The selected teams must show NASA that their proposed missions can be developed within 36 months at a total cost of no more than $425 million, including launch, mission operations, and archiving and analyzing the data.
The three missions selected for concept studies are:
- The Origins Spectral Interpretation, Resource Identification and Security mission, or OSIRIS for short. The University of Arizona, Tuscon-proposed mission would be managed by NASA’s Goddard Space Flight Center, Greenbelt, Md ., and survey an asteroid and return the first samples of asteroid surface materials to Earth.
- A Venus atmospheric chemistry and dynamics orbiter dubbed Vesper proposed by Goddard.
- The Gravity Recovery and Interior Laboratory, or GRAIL, a mission proposed by the Massachusetts Institute of Technology to make a high-quality gravity field map of the Moon to determine its interior structure. NASA’s Pasadena, Calif.-based Jet Propulsion Laboratory would manage the project.
NASA spokeswoman Erica Hupp said the three $1.2 million study contracts run seven months. She said the agency intends to select one of the missions in the Fall of 2007 to go forward for a launch that would occur between 2011 and 2013.
NASA also intends to spend $750,000 to further evaluate three so-called missions of opportunity that would make use of two existing NASA spacecraft that recently completely their primary science objectives.
The Deep Impact eXtended Investigation of Comets, proposed by the University of Maryland, College Park, would send the Deep Impact spacecraft to take pictures of the comet Boethin.
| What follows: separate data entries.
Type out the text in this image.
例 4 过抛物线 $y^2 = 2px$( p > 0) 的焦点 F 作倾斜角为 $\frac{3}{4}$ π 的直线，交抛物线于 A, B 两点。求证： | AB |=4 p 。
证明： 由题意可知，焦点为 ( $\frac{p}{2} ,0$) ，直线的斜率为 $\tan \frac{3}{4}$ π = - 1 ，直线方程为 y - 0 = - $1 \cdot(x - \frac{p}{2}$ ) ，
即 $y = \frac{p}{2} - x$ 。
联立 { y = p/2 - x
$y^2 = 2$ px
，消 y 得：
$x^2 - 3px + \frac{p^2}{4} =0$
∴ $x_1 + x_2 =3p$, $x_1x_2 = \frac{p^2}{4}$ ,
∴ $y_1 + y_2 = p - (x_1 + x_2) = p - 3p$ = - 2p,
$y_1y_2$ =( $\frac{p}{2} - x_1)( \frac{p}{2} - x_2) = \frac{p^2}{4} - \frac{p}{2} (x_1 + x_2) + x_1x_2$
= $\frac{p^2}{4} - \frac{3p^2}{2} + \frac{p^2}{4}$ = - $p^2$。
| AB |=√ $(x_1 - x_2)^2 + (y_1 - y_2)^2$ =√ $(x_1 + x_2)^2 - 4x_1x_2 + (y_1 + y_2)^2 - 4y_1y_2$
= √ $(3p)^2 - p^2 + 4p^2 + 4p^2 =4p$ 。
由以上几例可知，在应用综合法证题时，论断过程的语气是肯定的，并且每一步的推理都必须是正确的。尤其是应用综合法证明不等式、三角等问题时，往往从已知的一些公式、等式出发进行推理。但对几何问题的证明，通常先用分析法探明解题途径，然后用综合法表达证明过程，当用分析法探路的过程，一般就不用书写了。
A Goddard-led proposal would use Deep Impact’s high-resolution camera to search for Earth-sized planets around other stars.
A third proposed mission of opportunity would use NASA’s Stardust spacecraft to fly by comet Tempel 1 and observe the changes that have occurred since Deep Impact fired an a projectile into Tempel 1 in 2005.
Tempel 1 has since made its closest approach to the sun and the scientists at Cornell University, Ithaca, N.Y., proposing the mission of opportunity are interested in seeing how the comet’s surface might have changed. Missions of opportunity have a cost cap of $35 million.